The CDC estimates 34 percent of those care providers haven’t heard that the anti-viral pill Truvada may help prevent HIV infection. The federal Food and Drug Administration in 2012 approved the protective therapy, which researchers say can cut the odds of infection by more than 70 percent in high-risk people. Anne Schuchat, principal deputy director at the Atlanta-based CDC, urged “collaborative action from clinicians, medical and professional associations and groups that implement HIV-prevention efforts.”
Light may help major depression
Bright light therapy has been used effectively for seasonal affective disorder, the kind of depression that comes at a specific time of year, often the dark days of late fall and winter, and then lifts. A study found that it may work to treat nonseasonal depression as well.
Researchers randomly assigned 122 patients with major depression, ages 19 to 60, to receive one of four treatments: 30 minutes of daily exposure to fluorescent light, 20 milligrams of Prozac daily, both light and Prozac, and a dummy pill and exposure to an electric air purifier. The study, in JAMA Psychiatry, lasted eight weeks.

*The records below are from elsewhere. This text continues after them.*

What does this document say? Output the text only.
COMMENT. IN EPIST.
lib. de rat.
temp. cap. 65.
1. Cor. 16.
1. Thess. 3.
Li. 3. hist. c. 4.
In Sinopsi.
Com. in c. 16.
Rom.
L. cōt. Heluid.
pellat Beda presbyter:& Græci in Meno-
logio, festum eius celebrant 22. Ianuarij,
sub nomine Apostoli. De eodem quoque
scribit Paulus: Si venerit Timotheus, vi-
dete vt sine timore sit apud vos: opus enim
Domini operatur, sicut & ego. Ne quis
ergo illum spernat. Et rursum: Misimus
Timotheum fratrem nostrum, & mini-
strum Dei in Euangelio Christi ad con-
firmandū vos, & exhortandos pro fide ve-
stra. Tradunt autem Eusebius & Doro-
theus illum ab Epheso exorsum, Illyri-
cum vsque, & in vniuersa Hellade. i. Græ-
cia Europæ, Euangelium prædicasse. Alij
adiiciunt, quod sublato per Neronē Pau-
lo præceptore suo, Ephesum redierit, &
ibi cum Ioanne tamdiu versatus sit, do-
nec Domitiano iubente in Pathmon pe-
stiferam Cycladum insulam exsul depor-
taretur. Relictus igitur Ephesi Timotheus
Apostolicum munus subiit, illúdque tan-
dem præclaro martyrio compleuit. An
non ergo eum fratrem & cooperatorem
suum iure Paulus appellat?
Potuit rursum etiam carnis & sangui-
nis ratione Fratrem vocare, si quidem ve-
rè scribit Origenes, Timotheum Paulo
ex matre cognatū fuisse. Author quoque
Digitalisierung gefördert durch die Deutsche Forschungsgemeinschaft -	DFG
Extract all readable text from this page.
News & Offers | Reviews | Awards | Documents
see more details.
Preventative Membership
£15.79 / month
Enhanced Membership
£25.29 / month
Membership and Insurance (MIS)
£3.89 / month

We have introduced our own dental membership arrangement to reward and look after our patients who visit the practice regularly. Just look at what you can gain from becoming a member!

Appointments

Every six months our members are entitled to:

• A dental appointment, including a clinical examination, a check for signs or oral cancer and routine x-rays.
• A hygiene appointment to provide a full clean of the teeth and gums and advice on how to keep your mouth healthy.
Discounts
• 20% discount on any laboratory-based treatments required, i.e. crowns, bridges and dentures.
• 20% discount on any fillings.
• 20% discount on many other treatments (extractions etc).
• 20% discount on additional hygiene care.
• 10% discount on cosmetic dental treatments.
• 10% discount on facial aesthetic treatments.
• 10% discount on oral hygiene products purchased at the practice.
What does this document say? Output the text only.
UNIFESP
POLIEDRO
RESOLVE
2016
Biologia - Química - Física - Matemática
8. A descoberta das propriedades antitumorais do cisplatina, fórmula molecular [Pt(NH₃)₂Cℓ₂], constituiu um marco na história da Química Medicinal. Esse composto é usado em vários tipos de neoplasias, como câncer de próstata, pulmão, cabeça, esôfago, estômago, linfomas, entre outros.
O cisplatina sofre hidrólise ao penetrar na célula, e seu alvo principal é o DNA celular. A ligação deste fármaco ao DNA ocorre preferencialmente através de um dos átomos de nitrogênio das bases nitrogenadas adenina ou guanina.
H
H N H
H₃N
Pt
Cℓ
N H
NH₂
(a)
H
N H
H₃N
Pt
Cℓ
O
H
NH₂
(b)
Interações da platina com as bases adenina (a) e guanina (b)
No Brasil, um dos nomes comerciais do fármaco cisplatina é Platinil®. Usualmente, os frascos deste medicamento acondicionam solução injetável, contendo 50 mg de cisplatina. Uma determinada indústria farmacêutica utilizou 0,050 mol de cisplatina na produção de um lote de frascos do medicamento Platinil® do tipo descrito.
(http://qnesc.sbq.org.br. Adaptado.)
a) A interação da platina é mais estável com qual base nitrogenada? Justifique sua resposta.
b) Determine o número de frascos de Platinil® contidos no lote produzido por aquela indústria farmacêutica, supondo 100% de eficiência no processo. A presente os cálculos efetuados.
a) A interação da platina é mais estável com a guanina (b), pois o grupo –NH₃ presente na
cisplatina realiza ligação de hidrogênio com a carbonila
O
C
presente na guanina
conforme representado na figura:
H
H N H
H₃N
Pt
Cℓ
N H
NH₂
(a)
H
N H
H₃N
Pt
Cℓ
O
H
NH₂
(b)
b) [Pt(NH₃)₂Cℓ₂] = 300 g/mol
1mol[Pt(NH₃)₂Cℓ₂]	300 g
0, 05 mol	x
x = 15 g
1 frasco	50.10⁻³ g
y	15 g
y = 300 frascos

Using scales of depression severity, the researchers found improvements in all four groups. The difference between Prozac alone and the placebo was not significant, but light therapy alone was significantly better than the placebo, and light therapy with medication was the most effective treatment.
Race a factor in ER pain treatment
White patients receive more pain treatment in emergency rooms than black Americans and other minorities, a study reports.
Researchers studied four years of data collected nationwide by the Centers for Disease Control and Prevention. They used a sample of 6,710 visits to 350 emergency rooms by patients 18 and older with acute abdominal pain.
White and black patients reported severe pain with the same frequency — about 59 percent. But after controlling for age, insurance status, income, degree of pain and other variables, the researchers found that compared with non-Hispanic white people, non-Hispanic blacks and other minorities were 22 to 30 percent less likely to receive pain medication. Patients were also less likely to receive pain medicine if they were older than 75 or male, lacked private insurance or were treated at a hospital with numerous minority patients. The study is in the journal Medical Care.